Em toda a Espanha estima-se que existam mais de 2000 valas comuns com mais de 100 mil vítimas que estão, ainda hoje, dadas como “desaparecidas”, depois daquele que é descrito com o genocídio franquista. Em Valladolid, as autoridades autorizaram e financiaram recentemente a escavação de uma parte do cemitério El Carmen onde se acredita que estejam mais de 1000 vítimas. Desde Abril, já foram descobertos 185 corpos que serão analisados por arqueólogos forenses na tentativa de os identificar. “É sobretudo uma questão de dignidade nacional e de direitos humanos, mais do que abrir feridas do passado”, afirma o presidente da Câmara de Valladolid, Oscar Puente, que alocou 25 mil euros do orçamento do município para que os trabalhos pudessem avançar. “Não podíamos continuar a olhar para o lado”, explicou.

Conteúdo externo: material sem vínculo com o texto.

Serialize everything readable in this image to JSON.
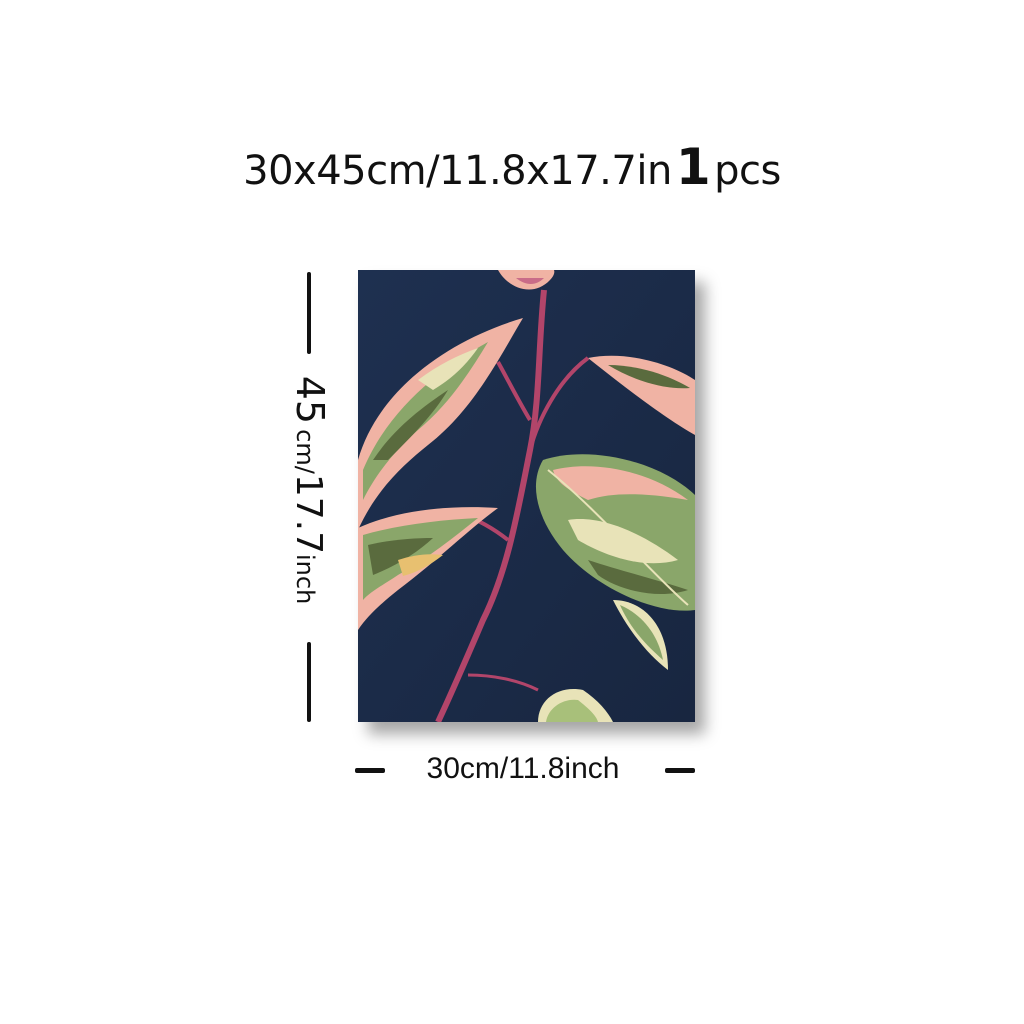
{
  "header": {
    "dimensions": "30x45cm/11.8x17.7in",
    "quantity": "1",
    "quantity_unit": "pcs"
  },
  "vertical_measure": {
    "number": "45",
    "cm_part": "cm/",
    "inch_value": "17.7",
    "inch_unit": "inch"
  },
  "horizontal_measure": {
    "label": "30cm/11.8inch"
  },
  "artwork": {
    "colors": {
      "background": "#1b2b45",
      "stem": "#b2456a",
      "leaf_green": "#8aa66a",
      "leaf_pink": "#f0b3a4",
      "leaf_cream": "#e8e3b8",
      "leaf_dark": "#5a6b3e"
    }
  }
}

Durante 60 anos, Abílio Perez percorreu, ao lado da mulher, os caminhos do cemitério que agora se encontram escavados. Hoje com 80 anos, recorda todas as vezes que ali deixou flores, por acreditar que o sogro e cunhado teriam ali sido entrerrados em 1936. Durante anos as autoridades reafirmaram que não haveria ali nada para encontrar. “É imperdoável que só se esteja a fazer isto agora”, diz o arqueólogo Julio del Olmo, membro da Associação para a Recuperação da Memória Histórica de Valladolid, responsável pela missão. Em muitos casos já não existem familiares com que seja possível comparar o ADN dos cadáveres. E milhares de espanhóis nunca chegaram a saber o paradeiro dos familiares desaparecidos.